Association between known IBD variants and risk of colorectal cancer. Manhattan plot of the meta-analysis association between risk variants of Crohn’ disease (CD) and ulcerative colitis (UC) and colorectal cancer. Each association is colored according to disease (CD or UC) for which the single nucleotide polymorphism was originally reported, and positioned on the x-axis according to its genomic position. Filled circles represent the results of fixed effect meta-analysis while blank circles reflect results of random effect meta-analysis.
Figure 2.
Meta-analysis of association of rs11676348 SNP with CRC.

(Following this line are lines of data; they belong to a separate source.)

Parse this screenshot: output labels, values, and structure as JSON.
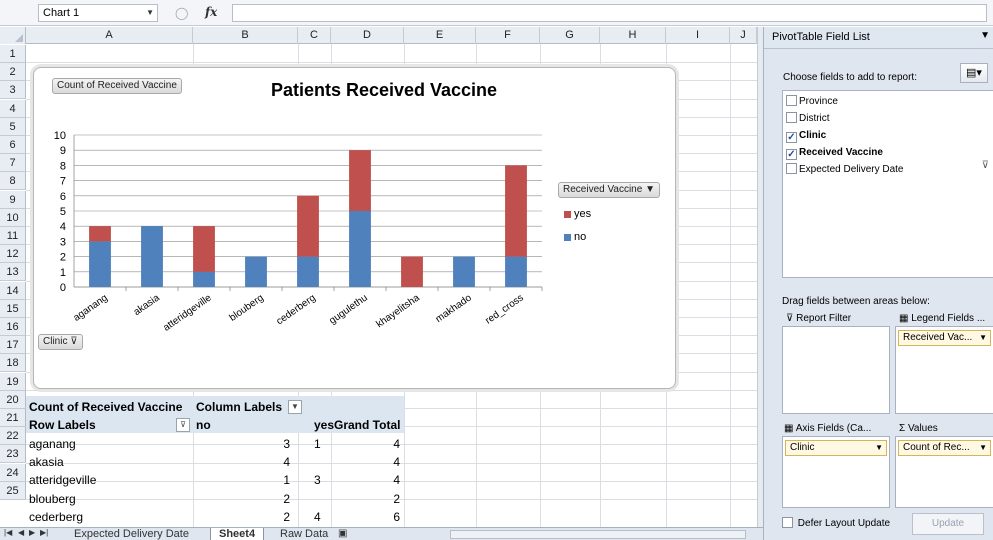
{
  "formula_bar": {
    "name_box": "Chart 1",
    "fx": "fx",
    "formula": ""
  },
  "columns": [
    "A",
    "B",
    "C",
    "D",
    "E",
    "F",
    "G",
    "H",
    "I",
    "J"
  ],
  "rows": [
    "1",
    "2",
    "3",
    "4",
    "5",
    "6",
    "7",
    "8",
    "9",
    "10",
    "11",
    "12",
    "13",
    "14",
    "15",
    "16",
    "17",
    "18",
    "19",
    "20",
    "21",
    "22",
    "23",
    "24",
    "25"
  ],
  "pivot": {
    "header_value": "Count of Received Vaccine",
    "column_labels": "Column Labels",
    "row_labels": "Row Labels",
    "col_no": "no",
    "col_yes": "yes",
    "col_total": "Grand Total",
    "rows": [
      {
        "label": "aganang",
        "no": "3",
        "yes": "1",
        "total": "4"
      },
      {
        "label": "akasia",
        "no": "4",
        "yes": "",
        "total": "4"
      },
      {
        "label": "atteridgeville",
        "no": "1",
        "yes": "3",
        "total": "4"
      },
      {
        "label": "blouberg",
        "no": "2",
        "yes": "",
        "total": "2"
      },
      {
        "label": "cederberg",
        "no": "2",
        "yes": "4",
        "total": "6"
      }
    ]
  },
  "chart": {
    "value_button": "Count of Received Vaccine",
    "axis_button": "Clinic",
    "legend_button": "Received Vaccine",
    "colors": {
      "yes": "#c0504d",
      "no": "#4f81bd"
    }
  },
  "chart_data": {
    "type": "bar",
    "stacked": true,
    "title": "Patients Received Vaccine",
    "categories": [
      "aganang",
      "akasia",
      "atteridgeville",
      "blouberg",
      "cederberg",
      "gugulethu",
      "khayelitsha",
      "makhado",
      "red_cross"
    ],
    "series": [
      {
        "name": "no",
        "values": [
          3,
          4,
          1,
          2,
          2,
          5,
          0,
          2,
          2
        ]
      },
      {
        "name": "yes",
        "values": [
          1,
          0,
          3,
          0,
          4,
          4,
          2,
          0,
          6
        ]
      }
    ],
    "ylim": [
      0,
      10
    ],
    "yticks": [
      "0",
      "1",
      "2",
      "3",
      "4",
      "5",
      "6",
      "7",
      "8",
      "9",
      "10"
    ],
    "grid": true,
    "legend_placement": "right"
  },
  "field_list": {
    "title": "PivotTable Field List",
    "choose_label": "Choose fields to add to report:",
    "fields": [
      {
        "label": "Province",
        "checked": false,
        "bold": false
      },
      {
        "label": "District",
        "checked": false,
        "bold": false
      },
      {
        "label": "Clinic",
        "checked": true,
        "bold": true
      },
      {
        "label": "Received Vaccine",
        "checked": true,
        "bold": true
      },
      {
        "label": "Expected Delivery Date",
        "checked": false,
        "bold": false
      }
    ],
    "drag_label": "Drag fields between areas below:",
    "report_filter": "Report Filter",
    "legend_fields": "Legend Fields ...",
    "legend_chip": "Received Vac...",
    "axis_fields": "Axis Fields (Ca...",
    "values_label": "Values",
    "axis_chip": "Clinic",
    "values_chip": "Count of Rec...",
    "defer_label": "Defer Layout Update",
    "update_label": "Update"
  },
  "sheet_tabs": {
    "tabs": [
      "Expected Delivery Date",
      "Sheet4",
      "Raw Data"
    ],
    "active": "Sheet4"
  }
}
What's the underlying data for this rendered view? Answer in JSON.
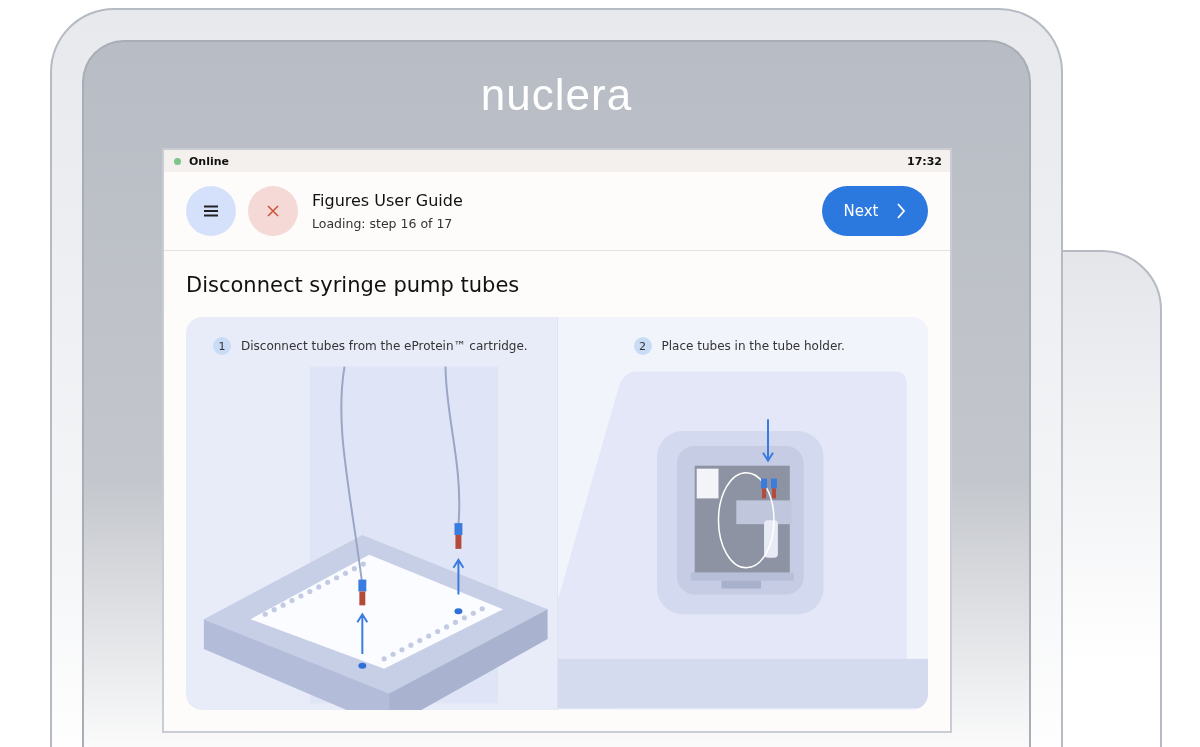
{
  "device": {
    "brand": "nuclera"
  },
  "status_bar": {
    "online": true,
    "status": "Online",
    "time": "17:32"
  },
  "header": {
    "title": "Figures User Guide",
    "subtitle": "Loading: step 16 of 17",
    "next_button": "Next"
  },
  "page_title": "Disconnect syringe pump tubes",
  "steps": [
    {
      "number": "1",
      "text": "Disconnect tubes from the eProtein™ cartridge.",
      "kind": "cartridge"
    },
    {
      "number": "2",
      "text": "Place tubes in the tube holder.",
      "kind": "holder"
    }
  ]
}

To explore the possibility that the association between rs11676348 and risk of CRC is mediated by clinical diagnosis of UC or CD, we performed sensitivity analyses limiting our meta-analysis to the 11 studies with available data on reported diagnoses of UC and CD and excluded those with self-reported diagnosis of UC or CD (Supplementary Table 3, available at Carcinogenesis Online). Among 9963 cases and 12285 controls, we observed a consistent association of the (T) allele in rs11676348 with a lower risk of CRC (multivariate-adjusted OR = 0.93, P = 8.3E−04).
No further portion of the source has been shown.